Academe, Nov/Dec 2002 by Scott, Joan Wallach, Atkinson, Richard C, Judd, Richard L, Celeste, Richard F, Broad, Molly Corbett

Several changes have been made to the original course section description. The statement "Conservative thinkers are encouraged to seek other sections" has no place in a university course description and was removed from the description very early in this sequence of events. Subsequently, the graduate student instructor further amended the course description to clarify the scope of the course and the methodology for achieving the instructional purposes of the course-that is, the ways in which the course would teach reading and writing skills.

These changes have not assuaged most of the course description's critics. I, too, have been angered and disappointed by the course description. I regard aspects of the description as inflammatory and in no way necessary to describe the course or to convey the perspective from which it will be taught. I also am concerned by the suggestion, particularly in the earlier version, that students were not welcome in the course if they had viewpoints differing from that of the instructor. On balance, were I a faculty member of the committee deliberating on this particular matter, I would not have voted to support the current course description.

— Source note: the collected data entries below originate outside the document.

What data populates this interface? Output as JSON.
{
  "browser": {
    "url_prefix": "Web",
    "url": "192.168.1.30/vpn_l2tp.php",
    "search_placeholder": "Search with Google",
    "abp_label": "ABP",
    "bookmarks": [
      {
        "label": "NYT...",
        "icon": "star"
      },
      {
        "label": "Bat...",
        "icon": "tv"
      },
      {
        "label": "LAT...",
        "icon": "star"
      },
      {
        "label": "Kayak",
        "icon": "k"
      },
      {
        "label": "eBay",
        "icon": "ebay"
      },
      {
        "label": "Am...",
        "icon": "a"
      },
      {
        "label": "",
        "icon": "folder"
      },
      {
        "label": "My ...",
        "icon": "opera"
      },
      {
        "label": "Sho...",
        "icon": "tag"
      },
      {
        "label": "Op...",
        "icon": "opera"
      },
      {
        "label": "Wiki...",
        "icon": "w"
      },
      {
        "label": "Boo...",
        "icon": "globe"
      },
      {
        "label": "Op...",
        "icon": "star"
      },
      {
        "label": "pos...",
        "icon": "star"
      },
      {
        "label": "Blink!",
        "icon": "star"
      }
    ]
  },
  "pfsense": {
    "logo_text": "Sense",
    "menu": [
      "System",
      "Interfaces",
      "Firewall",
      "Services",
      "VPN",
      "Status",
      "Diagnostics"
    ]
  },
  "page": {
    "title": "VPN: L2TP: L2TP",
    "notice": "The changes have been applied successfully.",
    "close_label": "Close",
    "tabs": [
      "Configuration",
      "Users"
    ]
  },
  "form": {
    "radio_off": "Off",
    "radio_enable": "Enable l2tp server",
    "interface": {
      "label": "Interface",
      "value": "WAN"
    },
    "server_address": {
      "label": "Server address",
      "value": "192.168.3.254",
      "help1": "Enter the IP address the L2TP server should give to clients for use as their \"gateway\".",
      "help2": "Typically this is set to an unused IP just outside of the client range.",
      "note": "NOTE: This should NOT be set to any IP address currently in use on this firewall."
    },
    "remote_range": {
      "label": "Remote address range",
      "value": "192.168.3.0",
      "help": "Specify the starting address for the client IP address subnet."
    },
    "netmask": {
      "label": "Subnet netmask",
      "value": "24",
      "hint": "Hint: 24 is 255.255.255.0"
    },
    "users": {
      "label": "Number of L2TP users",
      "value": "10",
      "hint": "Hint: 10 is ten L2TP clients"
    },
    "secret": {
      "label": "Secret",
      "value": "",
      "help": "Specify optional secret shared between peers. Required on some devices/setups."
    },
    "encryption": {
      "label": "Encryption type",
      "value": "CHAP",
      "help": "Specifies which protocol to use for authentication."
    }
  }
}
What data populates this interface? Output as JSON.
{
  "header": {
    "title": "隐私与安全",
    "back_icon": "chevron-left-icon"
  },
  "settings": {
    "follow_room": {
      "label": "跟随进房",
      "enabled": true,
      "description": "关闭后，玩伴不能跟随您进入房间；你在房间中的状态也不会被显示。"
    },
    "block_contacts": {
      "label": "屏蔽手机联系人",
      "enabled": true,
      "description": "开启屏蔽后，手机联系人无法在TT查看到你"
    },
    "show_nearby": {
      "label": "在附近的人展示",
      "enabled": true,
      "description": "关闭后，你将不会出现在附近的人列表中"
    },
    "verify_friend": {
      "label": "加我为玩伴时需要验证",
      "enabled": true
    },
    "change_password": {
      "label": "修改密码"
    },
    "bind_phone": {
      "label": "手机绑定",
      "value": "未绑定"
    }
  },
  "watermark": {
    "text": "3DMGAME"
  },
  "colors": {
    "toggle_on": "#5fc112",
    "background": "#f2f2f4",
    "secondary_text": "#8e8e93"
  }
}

However, my obligation as president of the University of California is not to impose my own perspective on faculty and students. My obligation is to safeguard the educational mission of the university by upholding the principles of shared governance. My authority in this matter is prescribed by Standing Order 105.2 of the regents, which delegates directly from the regents to the Berkeley Academic Senate the responsibility to "authorize and supervise all courses and curricula" offered at the University of California. The senate has assigned this responsibility to its campus divisions and, in practice, responsibility for course descriptions is exercised by the faculty's Committees on Courses operating at each campus. The regents have decided that the assessment of teaching is a question of professional judgment, and for that reason they have vested in the expertise of the faculty the responsibility for supervision of courses and course descriptions.

The academic senate, acting first through its Committee on Courses and subsequently through its Divisional Council, has reviewed the course section description for "The Politics and Poetics of Palestinian Resistance." The senate has determined, after substantial discussion, that the course description meets the faculty's pedagogical standards. Under Standing Order 105.2, which reflects basic principles of shared governance, the administration cannot overrule this determination.

Like all of you, I am distressed by the hostility and recrimination that this matter has brought to the university. I wish it were otherwise. However, by upholding the right of the Berkeley faculty to approve this course description, we defend commitments that lie at the very heart of the University of California. I cannot emphasize strongly enough that it would be, in my judgment, the far worse course of action for us to abandon these commitments.